Rich had been at the Bonnington for five years by this time—”five bloody years”—and it was no secret that he was after the senior archivist job. When Derek Watkins retired on ill-health grounds, who else was there besides Rich who was qualified to step in? Who else knew the whole system and had the personality to be able to handle the reading-room side of things as well as the organizational skills needed to keep things ticking over backstage?

But Peele had brought in an outsider. He’d poached Alice from Keats House, Alice who was—these things need to be spelled out clearly—younger than Rich biologically, his junior in terms of years served, and a woman.

He was choked. Well, you would be, wouldn’t you? To see your contribution undervalued like that, the rights of your case set aside, and not even to get an explanation, still less an apology. Rich had gone in to see Jeffrey as soon as he’d heard and had lodged a formal protest. He was told that the decision had been taken at
JMT
level. They wanted someone with more of a managerial background. He indicated that it might be difficult for him to work on a team under someone who’d swiped a promotion from under his nose. Jeffrey said that if Rich felt that strongly, his resignation would be reluctantly accepted, and his reference would be very positive.

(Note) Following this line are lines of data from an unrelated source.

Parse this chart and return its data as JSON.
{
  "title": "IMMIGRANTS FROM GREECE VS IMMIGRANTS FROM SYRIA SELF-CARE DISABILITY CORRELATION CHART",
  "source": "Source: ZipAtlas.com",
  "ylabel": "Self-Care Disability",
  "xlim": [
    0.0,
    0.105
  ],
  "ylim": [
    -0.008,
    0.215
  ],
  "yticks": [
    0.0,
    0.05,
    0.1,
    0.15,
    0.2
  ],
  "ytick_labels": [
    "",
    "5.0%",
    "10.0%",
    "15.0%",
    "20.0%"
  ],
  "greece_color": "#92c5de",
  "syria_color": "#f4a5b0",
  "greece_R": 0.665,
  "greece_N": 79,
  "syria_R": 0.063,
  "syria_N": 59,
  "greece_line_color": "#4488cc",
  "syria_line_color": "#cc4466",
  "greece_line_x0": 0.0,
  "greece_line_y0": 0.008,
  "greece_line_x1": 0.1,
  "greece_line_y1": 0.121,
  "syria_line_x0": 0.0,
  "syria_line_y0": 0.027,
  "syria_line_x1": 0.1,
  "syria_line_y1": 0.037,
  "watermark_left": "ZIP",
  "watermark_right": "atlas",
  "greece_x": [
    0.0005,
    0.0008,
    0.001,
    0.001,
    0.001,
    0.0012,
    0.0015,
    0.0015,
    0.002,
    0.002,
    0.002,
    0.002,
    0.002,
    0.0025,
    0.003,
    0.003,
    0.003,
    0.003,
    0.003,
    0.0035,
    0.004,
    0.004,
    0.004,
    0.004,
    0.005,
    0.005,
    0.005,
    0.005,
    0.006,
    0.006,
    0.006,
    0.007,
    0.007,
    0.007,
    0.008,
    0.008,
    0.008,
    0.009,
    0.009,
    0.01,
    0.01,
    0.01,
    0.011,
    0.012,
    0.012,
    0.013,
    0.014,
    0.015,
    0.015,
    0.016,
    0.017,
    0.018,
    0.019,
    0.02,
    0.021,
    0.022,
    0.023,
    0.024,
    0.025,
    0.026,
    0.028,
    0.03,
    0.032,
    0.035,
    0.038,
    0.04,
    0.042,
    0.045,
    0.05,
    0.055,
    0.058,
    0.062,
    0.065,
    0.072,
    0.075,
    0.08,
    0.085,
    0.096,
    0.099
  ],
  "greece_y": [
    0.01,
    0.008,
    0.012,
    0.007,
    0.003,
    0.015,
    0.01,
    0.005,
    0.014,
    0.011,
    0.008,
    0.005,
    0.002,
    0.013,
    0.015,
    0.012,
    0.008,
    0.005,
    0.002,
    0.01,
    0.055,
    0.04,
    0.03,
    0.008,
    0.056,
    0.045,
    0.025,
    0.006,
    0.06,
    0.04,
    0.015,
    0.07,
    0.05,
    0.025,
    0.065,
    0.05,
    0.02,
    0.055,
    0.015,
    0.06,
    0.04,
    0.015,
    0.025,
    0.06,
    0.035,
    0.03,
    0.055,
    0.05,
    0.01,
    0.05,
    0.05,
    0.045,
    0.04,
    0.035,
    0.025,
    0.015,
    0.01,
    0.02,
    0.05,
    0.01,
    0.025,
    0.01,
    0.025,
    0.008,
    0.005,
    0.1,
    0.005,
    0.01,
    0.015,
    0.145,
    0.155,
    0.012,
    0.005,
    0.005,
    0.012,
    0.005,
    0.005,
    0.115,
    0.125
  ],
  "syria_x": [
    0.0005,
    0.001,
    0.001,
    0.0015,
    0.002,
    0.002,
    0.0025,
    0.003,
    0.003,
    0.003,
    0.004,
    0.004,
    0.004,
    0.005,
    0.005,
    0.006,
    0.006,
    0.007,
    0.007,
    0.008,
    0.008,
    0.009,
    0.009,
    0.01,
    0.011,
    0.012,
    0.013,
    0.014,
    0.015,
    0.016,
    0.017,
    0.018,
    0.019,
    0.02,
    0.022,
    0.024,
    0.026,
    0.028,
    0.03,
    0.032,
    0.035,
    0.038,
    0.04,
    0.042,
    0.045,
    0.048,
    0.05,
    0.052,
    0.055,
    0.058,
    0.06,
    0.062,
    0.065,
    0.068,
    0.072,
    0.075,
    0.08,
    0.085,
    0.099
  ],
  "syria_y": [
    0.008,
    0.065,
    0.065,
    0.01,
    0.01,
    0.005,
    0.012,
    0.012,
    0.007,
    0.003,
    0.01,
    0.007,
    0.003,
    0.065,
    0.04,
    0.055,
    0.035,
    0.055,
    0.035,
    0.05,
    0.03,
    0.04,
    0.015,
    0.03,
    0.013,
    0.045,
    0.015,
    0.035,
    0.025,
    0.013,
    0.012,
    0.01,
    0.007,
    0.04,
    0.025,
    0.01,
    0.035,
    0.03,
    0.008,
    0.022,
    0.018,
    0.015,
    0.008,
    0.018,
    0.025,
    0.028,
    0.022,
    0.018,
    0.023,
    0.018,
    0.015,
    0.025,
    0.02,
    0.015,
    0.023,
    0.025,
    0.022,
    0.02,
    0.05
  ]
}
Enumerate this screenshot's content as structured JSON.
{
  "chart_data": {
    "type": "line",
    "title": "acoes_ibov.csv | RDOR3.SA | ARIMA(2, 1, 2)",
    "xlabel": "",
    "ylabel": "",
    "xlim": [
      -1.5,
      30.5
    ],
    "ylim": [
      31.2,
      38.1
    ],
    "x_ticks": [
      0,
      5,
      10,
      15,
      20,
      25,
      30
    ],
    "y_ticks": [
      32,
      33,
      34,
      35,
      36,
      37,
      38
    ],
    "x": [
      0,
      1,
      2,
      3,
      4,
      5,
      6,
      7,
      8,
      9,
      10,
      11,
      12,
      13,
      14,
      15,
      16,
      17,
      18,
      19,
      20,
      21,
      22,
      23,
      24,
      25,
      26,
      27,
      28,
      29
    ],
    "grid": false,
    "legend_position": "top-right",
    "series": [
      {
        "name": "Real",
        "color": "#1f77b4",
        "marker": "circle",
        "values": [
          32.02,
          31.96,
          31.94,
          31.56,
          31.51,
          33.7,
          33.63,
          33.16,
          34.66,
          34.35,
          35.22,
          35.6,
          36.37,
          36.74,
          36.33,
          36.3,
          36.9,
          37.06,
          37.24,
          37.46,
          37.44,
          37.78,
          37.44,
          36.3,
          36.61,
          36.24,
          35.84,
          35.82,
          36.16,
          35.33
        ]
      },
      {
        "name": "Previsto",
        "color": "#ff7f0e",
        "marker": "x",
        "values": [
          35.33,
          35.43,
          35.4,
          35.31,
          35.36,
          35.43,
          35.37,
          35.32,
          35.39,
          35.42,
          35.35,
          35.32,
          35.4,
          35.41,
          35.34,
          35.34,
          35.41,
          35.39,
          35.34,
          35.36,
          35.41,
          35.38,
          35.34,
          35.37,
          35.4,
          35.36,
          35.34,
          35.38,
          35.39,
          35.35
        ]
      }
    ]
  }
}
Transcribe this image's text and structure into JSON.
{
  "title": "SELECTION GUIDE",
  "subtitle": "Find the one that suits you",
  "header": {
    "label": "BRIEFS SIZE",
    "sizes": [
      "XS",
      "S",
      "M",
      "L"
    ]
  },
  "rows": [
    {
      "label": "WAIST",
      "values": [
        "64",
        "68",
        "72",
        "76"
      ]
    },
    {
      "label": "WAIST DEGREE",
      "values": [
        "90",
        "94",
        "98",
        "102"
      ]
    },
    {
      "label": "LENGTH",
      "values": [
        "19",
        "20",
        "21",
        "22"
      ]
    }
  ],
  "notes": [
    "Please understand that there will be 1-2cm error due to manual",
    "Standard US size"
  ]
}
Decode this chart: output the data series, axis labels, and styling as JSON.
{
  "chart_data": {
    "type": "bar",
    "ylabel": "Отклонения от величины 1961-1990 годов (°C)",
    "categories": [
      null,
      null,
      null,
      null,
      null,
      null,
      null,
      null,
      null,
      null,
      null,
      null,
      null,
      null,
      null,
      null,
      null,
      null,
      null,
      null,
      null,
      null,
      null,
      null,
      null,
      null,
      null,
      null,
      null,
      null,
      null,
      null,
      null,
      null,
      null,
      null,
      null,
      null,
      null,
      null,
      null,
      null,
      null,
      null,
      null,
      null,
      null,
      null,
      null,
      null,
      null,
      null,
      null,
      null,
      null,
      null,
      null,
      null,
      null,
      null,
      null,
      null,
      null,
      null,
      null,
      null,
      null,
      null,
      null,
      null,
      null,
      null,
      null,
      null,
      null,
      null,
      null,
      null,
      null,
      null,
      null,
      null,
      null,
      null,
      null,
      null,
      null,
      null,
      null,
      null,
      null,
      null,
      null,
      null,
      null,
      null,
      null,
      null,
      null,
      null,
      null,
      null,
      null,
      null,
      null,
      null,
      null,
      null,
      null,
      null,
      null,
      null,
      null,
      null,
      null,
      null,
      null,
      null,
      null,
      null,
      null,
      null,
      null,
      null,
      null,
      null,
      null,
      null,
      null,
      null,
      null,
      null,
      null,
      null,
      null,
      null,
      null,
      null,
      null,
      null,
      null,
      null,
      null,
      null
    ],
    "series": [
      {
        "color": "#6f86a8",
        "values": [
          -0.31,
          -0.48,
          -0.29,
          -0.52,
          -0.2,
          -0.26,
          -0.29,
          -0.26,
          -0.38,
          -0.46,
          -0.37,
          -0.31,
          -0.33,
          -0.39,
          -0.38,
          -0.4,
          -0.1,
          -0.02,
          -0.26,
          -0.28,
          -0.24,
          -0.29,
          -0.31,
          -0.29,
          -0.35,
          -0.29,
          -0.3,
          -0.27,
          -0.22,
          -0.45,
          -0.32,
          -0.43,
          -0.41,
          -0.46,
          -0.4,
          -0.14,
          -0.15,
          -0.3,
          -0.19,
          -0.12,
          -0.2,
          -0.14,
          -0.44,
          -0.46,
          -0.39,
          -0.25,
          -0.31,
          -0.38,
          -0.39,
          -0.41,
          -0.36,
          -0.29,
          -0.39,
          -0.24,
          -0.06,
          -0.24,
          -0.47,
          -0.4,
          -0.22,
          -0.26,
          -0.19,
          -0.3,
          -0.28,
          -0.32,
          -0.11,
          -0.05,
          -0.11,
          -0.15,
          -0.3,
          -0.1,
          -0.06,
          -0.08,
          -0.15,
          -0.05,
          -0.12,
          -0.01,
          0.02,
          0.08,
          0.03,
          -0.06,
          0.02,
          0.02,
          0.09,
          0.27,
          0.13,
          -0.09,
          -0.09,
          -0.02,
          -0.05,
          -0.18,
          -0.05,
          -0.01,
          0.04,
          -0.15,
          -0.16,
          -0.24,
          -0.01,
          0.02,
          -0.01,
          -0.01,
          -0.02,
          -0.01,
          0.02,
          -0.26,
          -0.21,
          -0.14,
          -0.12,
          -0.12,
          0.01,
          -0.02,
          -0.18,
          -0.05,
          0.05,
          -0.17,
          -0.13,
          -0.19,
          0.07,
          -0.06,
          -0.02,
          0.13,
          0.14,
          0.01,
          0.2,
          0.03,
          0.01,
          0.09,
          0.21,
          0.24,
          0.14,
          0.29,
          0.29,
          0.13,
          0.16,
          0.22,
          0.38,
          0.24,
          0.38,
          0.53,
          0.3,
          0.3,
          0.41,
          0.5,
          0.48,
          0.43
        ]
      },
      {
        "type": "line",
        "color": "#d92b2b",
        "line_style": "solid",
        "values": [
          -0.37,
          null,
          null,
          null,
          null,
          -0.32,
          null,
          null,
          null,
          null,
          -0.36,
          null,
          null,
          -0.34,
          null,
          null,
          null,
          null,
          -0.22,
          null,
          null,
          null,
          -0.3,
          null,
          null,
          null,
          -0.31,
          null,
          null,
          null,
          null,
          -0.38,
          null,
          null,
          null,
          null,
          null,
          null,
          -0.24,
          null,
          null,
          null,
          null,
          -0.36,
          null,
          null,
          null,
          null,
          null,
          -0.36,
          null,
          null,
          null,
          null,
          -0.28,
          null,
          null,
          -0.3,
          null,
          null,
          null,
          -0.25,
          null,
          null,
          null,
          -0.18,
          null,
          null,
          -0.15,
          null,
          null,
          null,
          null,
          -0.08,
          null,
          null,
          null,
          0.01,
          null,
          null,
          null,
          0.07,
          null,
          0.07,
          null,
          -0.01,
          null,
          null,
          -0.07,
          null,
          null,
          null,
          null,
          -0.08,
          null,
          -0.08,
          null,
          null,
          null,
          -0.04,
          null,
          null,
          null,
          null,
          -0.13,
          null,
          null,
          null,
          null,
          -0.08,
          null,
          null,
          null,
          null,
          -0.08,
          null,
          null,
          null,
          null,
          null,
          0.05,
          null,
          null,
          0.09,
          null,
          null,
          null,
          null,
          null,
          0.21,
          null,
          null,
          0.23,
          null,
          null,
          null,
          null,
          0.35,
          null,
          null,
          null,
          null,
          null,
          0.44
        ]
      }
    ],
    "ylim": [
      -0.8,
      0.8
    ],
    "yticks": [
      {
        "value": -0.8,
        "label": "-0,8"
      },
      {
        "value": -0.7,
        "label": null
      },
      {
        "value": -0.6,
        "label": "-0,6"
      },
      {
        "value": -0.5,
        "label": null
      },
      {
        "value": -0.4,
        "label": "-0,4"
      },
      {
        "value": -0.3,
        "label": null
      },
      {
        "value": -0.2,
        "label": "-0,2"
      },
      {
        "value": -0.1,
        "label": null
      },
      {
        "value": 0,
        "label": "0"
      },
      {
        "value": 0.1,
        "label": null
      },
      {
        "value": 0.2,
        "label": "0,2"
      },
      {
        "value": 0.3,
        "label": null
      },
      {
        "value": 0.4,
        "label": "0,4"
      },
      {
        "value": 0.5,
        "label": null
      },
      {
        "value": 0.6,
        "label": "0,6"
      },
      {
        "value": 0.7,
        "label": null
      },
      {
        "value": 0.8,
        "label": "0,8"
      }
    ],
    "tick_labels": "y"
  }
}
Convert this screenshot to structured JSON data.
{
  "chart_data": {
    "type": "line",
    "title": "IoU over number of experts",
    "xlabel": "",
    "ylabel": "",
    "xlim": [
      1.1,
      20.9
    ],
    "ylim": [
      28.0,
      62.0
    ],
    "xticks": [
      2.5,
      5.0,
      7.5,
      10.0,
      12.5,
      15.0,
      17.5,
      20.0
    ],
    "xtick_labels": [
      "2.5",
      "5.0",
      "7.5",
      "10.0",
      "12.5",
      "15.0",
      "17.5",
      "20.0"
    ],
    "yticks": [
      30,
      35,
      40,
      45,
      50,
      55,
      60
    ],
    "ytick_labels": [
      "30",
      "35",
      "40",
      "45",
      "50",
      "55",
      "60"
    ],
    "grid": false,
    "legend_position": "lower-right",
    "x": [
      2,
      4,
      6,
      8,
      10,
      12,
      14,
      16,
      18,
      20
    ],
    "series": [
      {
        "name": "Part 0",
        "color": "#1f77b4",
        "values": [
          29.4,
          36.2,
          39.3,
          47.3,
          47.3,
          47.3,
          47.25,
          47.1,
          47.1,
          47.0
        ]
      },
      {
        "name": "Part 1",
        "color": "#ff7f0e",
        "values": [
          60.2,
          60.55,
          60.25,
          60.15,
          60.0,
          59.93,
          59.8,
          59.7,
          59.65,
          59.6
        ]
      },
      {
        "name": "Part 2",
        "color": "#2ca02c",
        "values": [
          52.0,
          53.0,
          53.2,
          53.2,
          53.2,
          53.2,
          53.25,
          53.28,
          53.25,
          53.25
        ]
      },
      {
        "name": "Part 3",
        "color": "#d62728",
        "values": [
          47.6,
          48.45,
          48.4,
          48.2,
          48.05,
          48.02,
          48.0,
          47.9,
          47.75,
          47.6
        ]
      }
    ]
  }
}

He was fucked, in other words.

So Rich became fairly cynical and embittered about the archive job. He still needed it for the regular salary, but he decided to give it no more of his time and energies than he could possibly help. And since the only way up was dead man’s shoes, he’d look for some other way to supplement his income and give him the lifestyle he felt he was owed.

“I never wanted to be a millionaire,” he protested, snuffling as he massaged his eyes with the heel of his hand. “I just didn’t want to be stuck in the same fucking hole for the rest of my life. You need a few luxuries, just to keep yourself sane.”

He’d been frequenting one of Damjohn’s brothels for as long as he’d lived in London—not Kissing the Pink, but another place out in Edmonton that made no bones about what it was and didn’t bother with niceties like liquor licences or twinkly neon lights. Damjohn himself put in an appearance every Thursday night to collect the takings, and the ice had broken between them when Rich had recognized Damjohn’s Serbian accent and had been able to tell him wassup, or the equivalent, in his native tongue.

Damjohn had been very interested in Rich’s language skills. He invited Rich out to dinner at a fancy hotel and put the moves on him. He had, he intimated, a possible opening for a handsome young westerner with a clean British passport who could talk Russian, Czech, and Serbian at need. It would be easy work, too—occasional, well paid, and not impossible to fit in around a regular job. Rich took the bait.

It was hard to say no, he told me. Damjohn’s personality was so intense and powerful, he just swept you along. Rich looked at me defiantly, as if I was about to disagree. “He’s not Serbian, you know,” he told me truculently. “He was part of all that Kosovo shit, but only because he was caught in the middle of it. His family were all Slovenes—and after Slovenia decided to fly solo, the Slovenes in Kosovo had almost as fuck-awful a time as the Albanians. But he was in Vlasenica when the Serbian army came through, and he was lucky enough to fall in with a colonel, Nikolic, who was trying to update the census records for the area. Nikolic didn’t know his arse from his elbow, so Damjohn helped him out. Told him where people lived and if they were still around.”